As you read and can see, there were a lot of moments throughout my mom’s fight with breast cancer that, as a witness to the process, just plain sucked (are you seeing the common theme here?). Yet, there were a handful of moments that because of going through them, I know my family as a whole, and each person themself, have an unbreakable bond that some families just cannot replicate. You know someone will always be there for you (even in a different city or state) when you have a phone call with barely any words spoken but instead tears and sniffles (my sister and I), you know you have someone who believes in you when they tell you it’s okay your report card has C’s instead of your usual A & B grades (note to the reader: to say I’m a perfectionist is an understatement – anyone who knows me knows that I’m OCD and not only dot my I’s and cross my T’s but will go back and check those I’s & T’s 235 times so C’s were a big hit for me) and you know you have experienced true, selfless love when your mom, in between the various rounds of chemo, apologizes for missing a majority of your cheerleading gigs and you can see the pain in her eyes that she can’t be there to see you, even though that is the one and only thing she wants in the entire world right now.

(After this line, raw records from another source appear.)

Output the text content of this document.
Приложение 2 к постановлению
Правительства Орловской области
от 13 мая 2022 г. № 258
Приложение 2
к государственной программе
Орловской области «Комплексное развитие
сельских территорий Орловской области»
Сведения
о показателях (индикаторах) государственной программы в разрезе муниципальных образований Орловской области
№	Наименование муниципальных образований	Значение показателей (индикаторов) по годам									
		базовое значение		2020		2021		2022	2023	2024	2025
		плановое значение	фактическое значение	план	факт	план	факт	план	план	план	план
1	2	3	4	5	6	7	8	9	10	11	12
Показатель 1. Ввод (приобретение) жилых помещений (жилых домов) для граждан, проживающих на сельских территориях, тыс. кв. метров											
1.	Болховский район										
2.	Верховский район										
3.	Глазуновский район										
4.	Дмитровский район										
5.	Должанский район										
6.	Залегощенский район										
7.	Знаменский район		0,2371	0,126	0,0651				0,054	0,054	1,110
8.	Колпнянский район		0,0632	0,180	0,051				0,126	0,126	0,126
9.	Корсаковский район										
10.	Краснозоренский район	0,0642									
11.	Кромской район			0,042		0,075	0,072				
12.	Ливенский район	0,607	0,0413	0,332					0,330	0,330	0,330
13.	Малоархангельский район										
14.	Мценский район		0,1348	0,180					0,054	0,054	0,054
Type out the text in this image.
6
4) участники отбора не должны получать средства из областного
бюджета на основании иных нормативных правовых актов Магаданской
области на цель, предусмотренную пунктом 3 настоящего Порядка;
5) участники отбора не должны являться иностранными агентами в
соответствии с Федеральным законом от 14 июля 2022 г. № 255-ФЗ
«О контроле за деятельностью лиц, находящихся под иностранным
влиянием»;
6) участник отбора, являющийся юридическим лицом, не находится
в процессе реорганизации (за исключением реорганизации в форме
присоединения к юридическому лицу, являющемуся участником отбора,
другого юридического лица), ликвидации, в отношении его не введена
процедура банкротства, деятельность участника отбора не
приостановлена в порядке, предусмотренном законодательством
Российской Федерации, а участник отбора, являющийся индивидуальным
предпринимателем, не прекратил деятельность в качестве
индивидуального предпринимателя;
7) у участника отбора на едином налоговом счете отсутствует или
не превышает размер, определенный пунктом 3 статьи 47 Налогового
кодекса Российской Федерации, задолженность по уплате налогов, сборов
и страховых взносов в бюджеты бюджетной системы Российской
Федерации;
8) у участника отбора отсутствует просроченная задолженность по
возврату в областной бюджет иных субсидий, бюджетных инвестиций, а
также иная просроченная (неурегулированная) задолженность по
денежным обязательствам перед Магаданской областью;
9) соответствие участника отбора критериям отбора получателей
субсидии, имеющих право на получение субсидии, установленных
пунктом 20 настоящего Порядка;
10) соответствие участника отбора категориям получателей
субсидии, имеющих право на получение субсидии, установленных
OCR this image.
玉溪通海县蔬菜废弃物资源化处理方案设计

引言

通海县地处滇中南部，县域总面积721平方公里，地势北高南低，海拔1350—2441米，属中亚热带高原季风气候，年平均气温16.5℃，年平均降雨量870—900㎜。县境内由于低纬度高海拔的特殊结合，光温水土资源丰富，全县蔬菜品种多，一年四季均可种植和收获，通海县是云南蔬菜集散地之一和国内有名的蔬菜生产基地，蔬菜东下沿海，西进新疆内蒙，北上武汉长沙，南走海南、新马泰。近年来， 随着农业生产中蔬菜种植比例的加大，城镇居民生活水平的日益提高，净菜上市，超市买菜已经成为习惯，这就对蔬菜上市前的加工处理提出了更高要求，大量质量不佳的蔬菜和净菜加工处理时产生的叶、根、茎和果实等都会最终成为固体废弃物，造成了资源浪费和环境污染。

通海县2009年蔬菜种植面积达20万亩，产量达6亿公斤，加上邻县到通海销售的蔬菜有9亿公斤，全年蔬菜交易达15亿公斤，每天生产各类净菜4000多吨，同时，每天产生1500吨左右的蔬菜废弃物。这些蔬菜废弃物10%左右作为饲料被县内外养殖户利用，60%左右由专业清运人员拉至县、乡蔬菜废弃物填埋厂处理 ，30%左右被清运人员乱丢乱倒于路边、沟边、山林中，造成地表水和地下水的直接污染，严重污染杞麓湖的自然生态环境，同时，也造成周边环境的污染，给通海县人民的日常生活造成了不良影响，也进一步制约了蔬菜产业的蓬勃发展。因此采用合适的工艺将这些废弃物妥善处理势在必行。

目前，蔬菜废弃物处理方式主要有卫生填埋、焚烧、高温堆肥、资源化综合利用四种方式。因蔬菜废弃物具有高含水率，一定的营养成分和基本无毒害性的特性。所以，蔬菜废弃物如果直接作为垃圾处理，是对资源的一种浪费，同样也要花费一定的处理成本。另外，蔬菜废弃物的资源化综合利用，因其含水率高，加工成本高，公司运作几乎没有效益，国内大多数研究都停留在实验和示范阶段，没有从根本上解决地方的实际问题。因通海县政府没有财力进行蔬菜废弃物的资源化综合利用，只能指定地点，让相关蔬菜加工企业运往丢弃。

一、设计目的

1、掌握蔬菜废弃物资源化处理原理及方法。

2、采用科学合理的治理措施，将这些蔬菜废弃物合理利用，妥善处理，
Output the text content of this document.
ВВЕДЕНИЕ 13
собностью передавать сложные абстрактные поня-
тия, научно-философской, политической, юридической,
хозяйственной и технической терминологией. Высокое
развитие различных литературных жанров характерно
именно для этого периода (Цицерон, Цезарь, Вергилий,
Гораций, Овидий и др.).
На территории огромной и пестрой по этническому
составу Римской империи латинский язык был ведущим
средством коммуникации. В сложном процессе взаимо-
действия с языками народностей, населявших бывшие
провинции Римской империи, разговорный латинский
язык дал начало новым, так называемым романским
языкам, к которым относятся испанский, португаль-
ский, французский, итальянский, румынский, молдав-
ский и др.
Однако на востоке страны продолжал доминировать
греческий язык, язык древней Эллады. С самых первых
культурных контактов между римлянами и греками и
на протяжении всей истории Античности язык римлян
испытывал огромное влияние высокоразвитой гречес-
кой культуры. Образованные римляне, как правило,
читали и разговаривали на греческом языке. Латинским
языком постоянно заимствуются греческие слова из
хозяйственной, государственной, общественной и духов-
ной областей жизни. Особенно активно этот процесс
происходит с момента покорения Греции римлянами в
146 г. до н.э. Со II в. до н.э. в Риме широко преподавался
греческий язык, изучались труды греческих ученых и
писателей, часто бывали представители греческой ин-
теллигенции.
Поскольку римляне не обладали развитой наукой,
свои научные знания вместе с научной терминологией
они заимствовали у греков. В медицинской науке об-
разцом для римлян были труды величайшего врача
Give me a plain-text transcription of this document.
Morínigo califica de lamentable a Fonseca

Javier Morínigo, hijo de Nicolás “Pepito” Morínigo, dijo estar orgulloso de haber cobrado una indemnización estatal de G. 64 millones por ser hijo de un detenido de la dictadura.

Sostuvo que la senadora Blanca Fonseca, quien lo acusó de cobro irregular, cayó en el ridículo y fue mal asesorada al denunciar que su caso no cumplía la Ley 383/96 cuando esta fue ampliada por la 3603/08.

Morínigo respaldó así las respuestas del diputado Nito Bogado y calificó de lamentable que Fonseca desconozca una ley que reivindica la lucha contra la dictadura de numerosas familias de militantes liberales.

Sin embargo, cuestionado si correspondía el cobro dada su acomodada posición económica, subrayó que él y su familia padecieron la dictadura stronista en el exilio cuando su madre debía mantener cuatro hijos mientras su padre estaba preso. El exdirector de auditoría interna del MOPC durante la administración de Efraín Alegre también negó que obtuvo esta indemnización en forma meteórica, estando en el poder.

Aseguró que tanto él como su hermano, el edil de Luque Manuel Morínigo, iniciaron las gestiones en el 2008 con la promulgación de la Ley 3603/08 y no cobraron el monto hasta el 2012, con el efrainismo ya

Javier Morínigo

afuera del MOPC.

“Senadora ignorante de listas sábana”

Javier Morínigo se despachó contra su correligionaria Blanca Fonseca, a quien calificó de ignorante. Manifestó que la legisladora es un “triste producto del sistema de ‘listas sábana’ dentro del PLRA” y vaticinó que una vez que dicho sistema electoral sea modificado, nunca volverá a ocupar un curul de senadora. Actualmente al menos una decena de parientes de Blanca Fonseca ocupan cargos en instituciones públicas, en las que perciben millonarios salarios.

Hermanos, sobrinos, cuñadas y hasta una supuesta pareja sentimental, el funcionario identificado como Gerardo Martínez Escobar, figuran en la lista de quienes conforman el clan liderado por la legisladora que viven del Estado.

So, over a thousand words, two cups of coffee and an hour later – that is it. That is my mom’s story and now my story as well. To confess, this is the first true time I’ve shared my view and recollection of co-surviving breast cancer with anyone and yes, I will answer the question you are all wondering: why don’t I share this story more often or tell people my side of the story? And to be honest, nobody asks.
Cancer is one of those things that for most people unless you’ve had it or witnessed it first hand, it’s just two-dimensional. Yes you may ask what stage it is in, how that person is doing and even offer to help but there’s so much more to it than a simple answer & small talk. It’s a three dimensional process and it doesn’t just apply to the one fighting it, it extends to the family and community around that person as well.
There is a quote that applies to Christianity that says, “I believe in God just as I believe that the sun has risen, not only because I see it but by it I see everything else.” (C.S. Lewis).
Being the daughter of a breast cancer survivor has changed things for me. Like the C.S. Lewis quote, some things are a little more ‘real’ in my point of view because of what my mom went through. My health, how my time’s spent, even Breast Cancer Awareness Month holds a different meaning for me than most people sporting hot pink and ‘liking’ a breast cancer article: it’s real.
My hope is that me sharing my story with you has made the effects of cancer a little more real for you too. I hope that my experiences have given you a glimpse of the true dimension of cancer and what it can do but also bring light to the beauty of not just a person but an entire army of people beating cancer like my mom did.